Consider $\mathbb{N}\times\mathbb{Q}$ and $\mathbb{Q}\times\mathbb{N}$ both with the ordering given by $(a,b)\leq(c,d)$ iff ($a<c$ or $a=c$) and $b\leq d$.
Are $\mathbb{N}\times\mathbb{Q}$ and $\mathbb{Q}\times\mathbb{N}$ isomorphic as totally ordered sets?
I think that they aren't so, I need to find a function $f:\mathbb{Q}\times\mathbb{N}\to \mathbb{N}\times\mathbb{Q}$ in order to do that with the use of the following definition:
Definition of isomorphic: Let $(X,≤_X)$ and $(Y,≤_Y)$ be posets. $Y$ is isomorphic to $X$ as a poset if there exists an isomorphism $f:X→Y$ of posets.
By
$(a,b)\leq(c,d)$ iff $a<c$ or $a=c$ and $b\leq d$
I meant the left lexicographic order
They are not isomorphic.

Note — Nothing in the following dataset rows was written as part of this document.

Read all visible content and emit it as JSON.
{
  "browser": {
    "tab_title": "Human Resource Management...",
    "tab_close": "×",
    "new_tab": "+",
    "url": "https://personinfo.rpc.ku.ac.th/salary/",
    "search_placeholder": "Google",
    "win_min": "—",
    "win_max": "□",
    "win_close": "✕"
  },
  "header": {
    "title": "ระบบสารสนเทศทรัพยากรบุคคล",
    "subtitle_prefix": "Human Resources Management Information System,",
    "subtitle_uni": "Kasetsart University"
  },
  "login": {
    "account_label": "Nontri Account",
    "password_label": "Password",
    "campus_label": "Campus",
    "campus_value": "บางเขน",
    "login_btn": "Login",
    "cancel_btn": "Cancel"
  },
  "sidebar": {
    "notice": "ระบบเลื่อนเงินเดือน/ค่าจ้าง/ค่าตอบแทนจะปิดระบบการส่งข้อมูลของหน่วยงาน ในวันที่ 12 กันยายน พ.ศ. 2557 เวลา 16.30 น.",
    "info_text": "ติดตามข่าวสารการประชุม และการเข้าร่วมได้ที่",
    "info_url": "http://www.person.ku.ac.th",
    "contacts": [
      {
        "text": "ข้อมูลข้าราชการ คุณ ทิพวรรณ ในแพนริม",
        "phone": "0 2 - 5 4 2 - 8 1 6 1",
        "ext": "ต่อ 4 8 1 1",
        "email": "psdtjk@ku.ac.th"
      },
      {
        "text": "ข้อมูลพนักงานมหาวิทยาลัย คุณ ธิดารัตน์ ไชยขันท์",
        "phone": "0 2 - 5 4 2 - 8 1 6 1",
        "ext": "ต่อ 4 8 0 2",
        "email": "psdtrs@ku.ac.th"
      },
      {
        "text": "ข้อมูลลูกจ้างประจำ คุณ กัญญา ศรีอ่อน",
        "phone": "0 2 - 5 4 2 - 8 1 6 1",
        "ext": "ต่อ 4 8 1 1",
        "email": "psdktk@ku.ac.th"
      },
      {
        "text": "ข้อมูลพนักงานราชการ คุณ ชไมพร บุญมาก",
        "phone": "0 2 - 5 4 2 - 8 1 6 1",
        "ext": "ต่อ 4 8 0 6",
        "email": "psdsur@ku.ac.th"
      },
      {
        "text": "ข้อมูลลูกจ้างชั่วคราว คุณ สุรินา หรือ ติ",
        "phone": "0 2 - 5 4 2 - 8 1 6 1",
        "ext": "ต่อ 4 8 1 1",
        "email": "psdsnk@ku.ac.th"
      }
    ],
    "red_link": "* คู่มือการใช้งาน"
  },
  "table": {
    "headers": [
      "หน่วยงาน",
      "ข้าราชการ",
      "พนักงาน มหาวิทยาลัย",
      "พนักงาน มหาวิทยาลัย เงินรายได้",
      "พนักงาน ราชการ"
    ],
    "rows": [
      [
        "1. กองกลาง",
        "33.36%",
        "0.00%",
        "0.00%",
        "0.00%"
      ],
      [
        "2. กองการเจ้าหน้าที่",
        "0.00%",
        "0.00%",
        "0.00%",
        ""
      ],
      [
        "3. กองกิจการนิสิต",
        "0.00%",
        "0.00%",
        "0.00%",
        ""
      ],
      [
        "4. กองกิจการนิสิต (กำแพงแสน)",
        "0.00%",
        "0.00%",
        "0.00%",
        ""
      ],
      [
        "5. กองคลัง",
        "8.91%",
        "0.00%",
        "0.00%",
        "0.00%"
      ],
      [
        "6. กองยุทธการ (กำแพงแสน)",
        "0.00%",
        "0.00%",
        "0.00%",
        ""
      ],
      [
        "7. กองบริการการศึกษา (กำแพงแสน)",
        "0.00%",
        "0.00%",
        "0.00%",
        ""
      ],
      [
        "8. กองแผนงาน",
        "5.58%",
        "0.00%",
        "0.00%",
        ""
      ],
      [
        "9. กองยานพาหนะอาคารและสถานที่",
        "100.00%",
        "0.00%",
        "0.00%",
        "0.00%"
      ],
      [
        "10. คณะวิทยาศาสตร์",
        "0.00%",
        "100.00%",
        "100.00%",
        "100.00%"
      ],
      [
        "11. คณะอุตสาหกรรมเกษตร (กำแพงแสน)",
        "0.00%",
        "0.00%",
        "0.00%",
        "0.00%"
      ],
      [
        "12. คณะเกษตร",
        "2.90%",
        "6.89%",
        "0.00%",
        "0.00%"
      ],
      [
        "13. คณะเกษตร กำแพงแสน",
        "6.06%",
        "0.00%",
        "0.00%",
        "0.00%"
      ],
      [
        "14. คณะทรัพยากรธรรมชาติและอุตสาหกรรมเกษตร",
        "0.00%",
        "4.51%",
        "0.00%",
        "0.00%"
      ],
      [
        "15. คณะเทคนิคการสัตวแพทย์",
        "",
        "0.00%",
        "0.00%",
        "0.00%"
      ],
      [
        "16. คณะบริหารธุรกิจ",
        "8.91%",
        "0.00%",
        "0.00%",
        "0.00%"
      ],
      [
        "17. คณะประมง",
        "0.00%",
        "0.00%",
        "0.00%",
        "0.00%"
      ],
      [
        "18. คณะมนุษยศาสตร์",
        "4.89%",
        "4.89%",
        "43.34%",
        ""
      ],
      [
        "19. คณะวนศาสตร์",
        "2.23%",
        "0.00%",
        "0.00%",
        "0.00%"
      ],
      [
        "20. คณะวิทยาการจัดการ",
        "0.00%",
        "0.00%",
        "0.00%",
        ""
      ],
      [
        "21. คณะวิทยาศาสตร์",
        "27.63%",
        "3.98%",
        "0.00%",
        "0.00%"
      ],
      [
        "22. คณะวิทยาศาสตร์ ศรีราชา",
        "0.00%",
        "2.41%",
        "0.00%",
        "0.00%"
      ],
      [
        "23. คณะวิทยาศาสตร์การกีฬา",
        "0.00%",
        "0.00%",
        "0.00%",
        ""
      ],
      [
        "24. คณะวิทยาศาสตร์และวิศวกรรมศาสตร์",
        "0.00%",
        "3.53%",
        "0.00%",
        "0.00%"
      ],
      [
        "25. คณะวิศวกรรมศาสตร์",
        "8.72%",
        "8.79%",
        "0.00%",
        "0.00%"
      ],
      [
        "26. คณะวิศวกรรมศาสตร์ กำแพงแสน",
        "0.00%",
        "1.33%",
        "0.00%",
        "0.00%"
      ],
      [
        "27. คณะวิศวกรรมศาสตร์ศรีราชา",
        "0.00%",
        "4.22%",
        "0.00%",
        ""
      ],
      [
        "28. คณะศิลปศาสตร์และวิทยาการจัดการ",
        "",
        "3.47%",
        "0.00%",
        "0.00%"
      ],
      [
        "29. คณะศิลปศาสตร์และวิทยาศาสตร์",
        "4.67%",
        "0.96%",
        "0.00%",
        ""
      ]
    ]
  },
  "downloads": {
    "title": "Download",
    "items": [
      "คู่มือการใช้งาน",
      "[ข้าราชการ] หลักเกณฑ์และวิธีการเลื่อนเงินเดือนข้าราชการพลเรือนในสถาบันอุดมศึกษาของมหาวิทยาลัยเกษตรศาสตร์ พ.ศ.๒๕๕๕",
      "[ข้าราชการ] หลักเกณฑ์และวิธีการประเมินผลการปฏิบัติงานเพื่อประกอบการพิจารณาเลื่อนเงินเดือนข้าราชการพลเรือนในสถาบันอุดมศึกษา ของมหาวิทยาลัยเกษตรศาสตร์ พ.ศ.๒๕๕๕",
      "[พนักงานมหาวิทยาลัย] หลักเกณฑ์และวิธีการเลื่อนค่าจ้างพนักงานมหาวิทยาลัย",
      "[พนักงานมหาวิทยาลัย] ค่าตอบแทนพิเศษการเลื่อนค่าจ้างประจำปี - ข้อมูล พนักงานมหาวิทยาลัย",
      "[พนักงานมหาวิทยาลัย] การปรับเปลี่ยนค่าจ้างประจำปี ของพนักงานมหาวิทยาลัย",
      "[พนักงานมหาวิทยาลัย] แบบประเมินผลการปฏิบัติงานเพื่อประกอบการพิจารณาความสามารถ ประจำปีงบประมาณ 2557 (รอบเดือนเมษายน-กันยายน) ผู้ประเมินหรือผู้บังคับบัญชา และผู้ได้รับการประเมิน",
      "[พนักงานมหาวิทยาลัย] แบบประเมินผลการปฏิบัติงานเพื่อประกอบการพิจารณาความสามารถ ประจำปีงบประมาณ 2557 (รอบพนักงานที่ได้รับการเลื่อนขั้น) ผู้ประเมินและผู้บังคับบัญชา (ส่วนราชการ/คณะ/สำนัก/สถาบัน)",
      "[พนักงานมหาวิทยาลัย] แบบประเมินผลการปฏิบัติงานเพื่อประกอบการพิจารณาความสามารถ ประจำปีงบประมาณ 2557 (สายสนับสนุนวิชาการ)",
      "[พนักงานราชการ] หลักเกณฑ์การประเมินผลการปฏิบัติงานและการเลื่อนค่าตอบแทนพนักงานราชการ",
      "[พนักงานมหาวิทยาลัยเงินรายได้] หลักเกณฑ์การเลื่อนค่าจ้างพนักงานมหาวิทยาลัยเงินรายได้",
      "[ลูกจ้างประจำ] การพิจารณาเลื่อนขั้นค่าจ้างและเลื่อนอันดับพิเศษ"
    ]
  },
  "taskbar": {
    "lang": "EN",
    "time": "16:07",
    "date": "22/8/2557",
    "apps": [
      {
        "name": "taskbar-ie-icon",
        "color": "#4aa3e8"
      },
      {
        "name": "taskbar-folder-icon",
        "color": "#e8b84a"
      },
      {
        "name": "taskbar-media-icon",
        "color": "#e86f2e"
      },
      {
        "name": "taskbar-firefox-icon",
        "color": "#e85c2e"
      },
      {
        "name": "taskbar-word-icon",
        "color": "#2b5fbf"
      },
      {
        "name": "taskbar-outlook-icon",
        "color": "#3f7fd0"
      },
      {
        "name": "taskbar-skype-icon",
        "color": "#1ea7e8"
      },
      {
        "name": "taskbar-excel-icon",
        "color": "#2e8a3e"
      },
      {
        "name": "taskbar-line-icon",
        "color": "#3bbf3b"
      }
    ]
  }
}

Suppose there is such an isomorphism $f \colon \mathbb{N} \times \mathbb{Q} \to \mathbb{Q} \times \mathbb{N}$ of posets. Note that the restriction of an isomorphism to a subposet (hence to any subset) is still an isomorphism (on its image). I assume that $\mathbb{N}$ does not contain $0$, but otherwise you can do exactly the same (the only important thing is that $\mathbb{N}$ has a smallest element).
Consider the poset $f(P) \subseteq \mathbb{Q} \times \mathbb{N}$ consisting of the images of all the elements of the poset $P = \{(1,q) \mid q \in \mathbb{Q}\} \subseteq \mathbb{N} \times \mathbb{Q}$. All the elements of $f(P)$ must be smaller than all the other elements in $\mathbb{Q} \times \mathbb{N}$, since the same is true for $P$. The complement of $f(P)$ thus has a smallest element, because all the elements of the form $(q,n)$ with $q$ negative and big enough (in absolute value) must be elements of $f(P)$. But the complement of $P$ does not have a smallest element, which is a contradiction.
Edit: Another (easier) explanation: in $\mathbb{Q} \times \mathbb{N}$, every element $(q,n)$ has a smallest element bigger than itself, namely $(q,n+1)$. But this does not hold in $\mathbb{N} \times \mathbb{Q}$, hence they cannot be isomorphic.